Anthropic-Compatible API
Orka exposes an Anthropic-compatible Messages API at /anthropic/v1/messages, enabling Anthropic-compatible clients (Claude Code, etc.) to use Orka as a transparent proxy.
Orka acts as a proxy to whichever LLM provider is configured in your cluster, with credentials managed securely via Kubernetes Secrets and Provider CRDs. See also OpenAI Compatibility for the OpenAI-compatible proxy.
Endpoints
| Method | Path | Description |
|---|---|---|
POST | /anthropic/v1/messages | Create a message (streaming & non-streaming) |
GET | /anthropic/v1/models | List available models from configured providers |
PR-blocking live CI exercises this API directly against a live Claude-family backend by checking /anthropic/v1/models and both non-streaming and streaming /anthropic/v1/messages requests. Those live checks keep the default Orka tool-loop behavior enabled unless a client explicitly sets X-Orka-Tools: disabled.
Authentication
Two authentication methods are supported:
x-api-key: <orka-token>— Anthropic convention (recommended for Anthropic clients)Authorization: Bearer <orka-token>— Standard Bearer token
Both use a Kubernetes ServiceAccount token as the value.
Model Name Format
The model field supports two formats:
provider/model— e.g.,anthropic/claude-sonnet-4-20250514. The part before/matches a Provider CRD name, and the part after is the model name sent to that provider.model— e.g.,claude-sonnet-4-20250514. Uses the default provider (from--chat-providerflag or a Provider CRD nameddefault).
Prerequisites
- Provider CRD configured in the cluster:
apiVersion: core.orka.ai/v1alpha1
kind: Provider
metadata:
name: anthropic
namespace: default
spec:
type: anthropic
secretRef:
name: anthropic-secret
key: api-key
defaultModel: claude-sonnet-4-20250514
- Secret with the API key:
apiVersion: v1
kind: Secret
metadata:
name: anthropic-secret
namespace: default
type: Opaque
stringData:
api-key: sk-ant-...
- ServiceAccount token for authentication:
# Create a service account
kubectl create serviceaccount orka-client
# Bind it to the orka viewer role (or a custom role)

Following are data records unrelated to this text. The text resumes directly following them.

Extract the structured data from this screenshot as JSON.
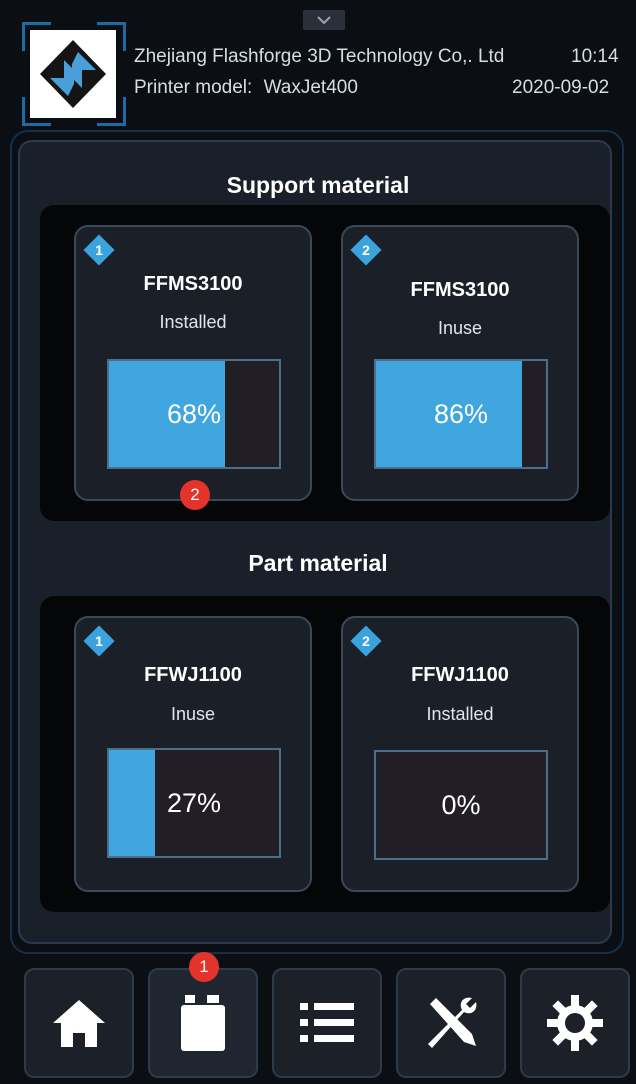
{
  "header": {
    "company": "Zhejiang Flashforge 3D Technology Co,. Ltd",
    "time": "10:14",
    "model_label": "Printer model:",
    "model_value": "WaxJet400",
    "date": "2020-09-02"
  },
  "support": {
    "title": "Support material",
    "cards": [
      {
        "index": "1",
        "name": "FFMS3100",
        "status": "Installed",
        "percent_text": "68%",
        "level": 0.68
      },
      {
        "index": "2",
        "name": "FFMS3100",
        "status": "Inuse",
        "percent_text": "86%",
        "level": 0.86
      }
    ]
  },
  "part": {
    "title": "Part material",
    "cards": [
      {
        "index": "1",
        "name": "FFWJ1100",
        "status": "Inuse",
        "percent_text": "27%",
        "level": 0.27
      },
      {
        "index": "2",
        "name": "FFWJ1100",
        "status": "Installed",
        "percent_text": "0%",
        "level": 0
      }
    ]
  },
  "badges": {
    "materials_nav": "1",
    "support_card": "2"
  },
  "nav": {
    "items": [
      {
        "icon": "home-icon"
      },
      {
        "icon": "material-bottle-icon"
      },
      {
        "icon": "list-icon"
      },
      {
        "icon": "tools-icon"
      },
      {
        "icon": "gear-icon"
      }
    ]
  },
  "colors": {
    "accent": "#3fa6df",
    "badge": "#e3332a",
    "background": "#0b0e13"
  }
}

kubectl create clusterrolebinding orka-client-binding \
--clusterrole=orka-task-viewer \
--serviceaccount=default:orka-client
# Get a token
export ORKA_TOKEN=$(kubectl create token orka-client)
Using with Claude Code
Configure Claude Code to route all API calls through Orka:
export ANTHROPIC_BASE_URL=https://orka.example.com/anthropic
export ANTHROPIC_API_KEY=$(kubectl create token orka-client)
# Claude Code will now route all API calls through Orka
Using with curl
Non-streaming
curl -X POST https://orka.example.com/anthropic/v1/messages \
-H "x-api-key: $ORKA_TOKEN" \
-H "Content-Type: application/json" \
-H "anthropic-version: 2023-06-01" \
-d '{
"model": "anthropic/claude-sonnet-4-20250514",
"max_tokens": 1024,
"messages": [{"role": "user", "content": "Hello!"}]
}'
Streaming
curl -X POST https://orka.example.com/anthropic/v1/messages \
-H "x-api-key: $ORKA_TOKEN" \
-H "Content-Type: application/json" \
-H "anthropic-version: 2023-06-01" \
-d '{
"model": "anthropic/claude-sonnet-4-20250514",
"max_tokens": 1024,
"messages": [{"role": "user", "content": "Hello!"}],
"stream": true
}'
List models
curl https://orka.example.com/anthropic/v1/models \
-H "x-api-key: $ORKA_TOKEN"
Supported Features
| Feature | Supported |
|---|---|
| Messages API | Yes |
| Streaming (SSE) | Yes |
| Tool use (function calling) | Yes |
Extended thinking (thinking content blocks with budget_tokens) | Yes |
| System messages (string format) | Yes |
| System messages (content block array format) | Yes |
max_tokens | Yes |
temperature | Yes |
stop_sequences | Yes |
| Image inputs | Not yet |
| PDF inputs | Not supported |
Server-Side Tool Execution
By default, the Anthropic endpoint enables server-side tool execution — it injects Orka's built-in tools into the request and runs an autonomous tool loop. When the LLM returns tool_use content blocks, the proxy intercepts them, executes the tools, feeds results back to the LLM, and repeats until a final text response is produced. Clients never need to execute tools locally.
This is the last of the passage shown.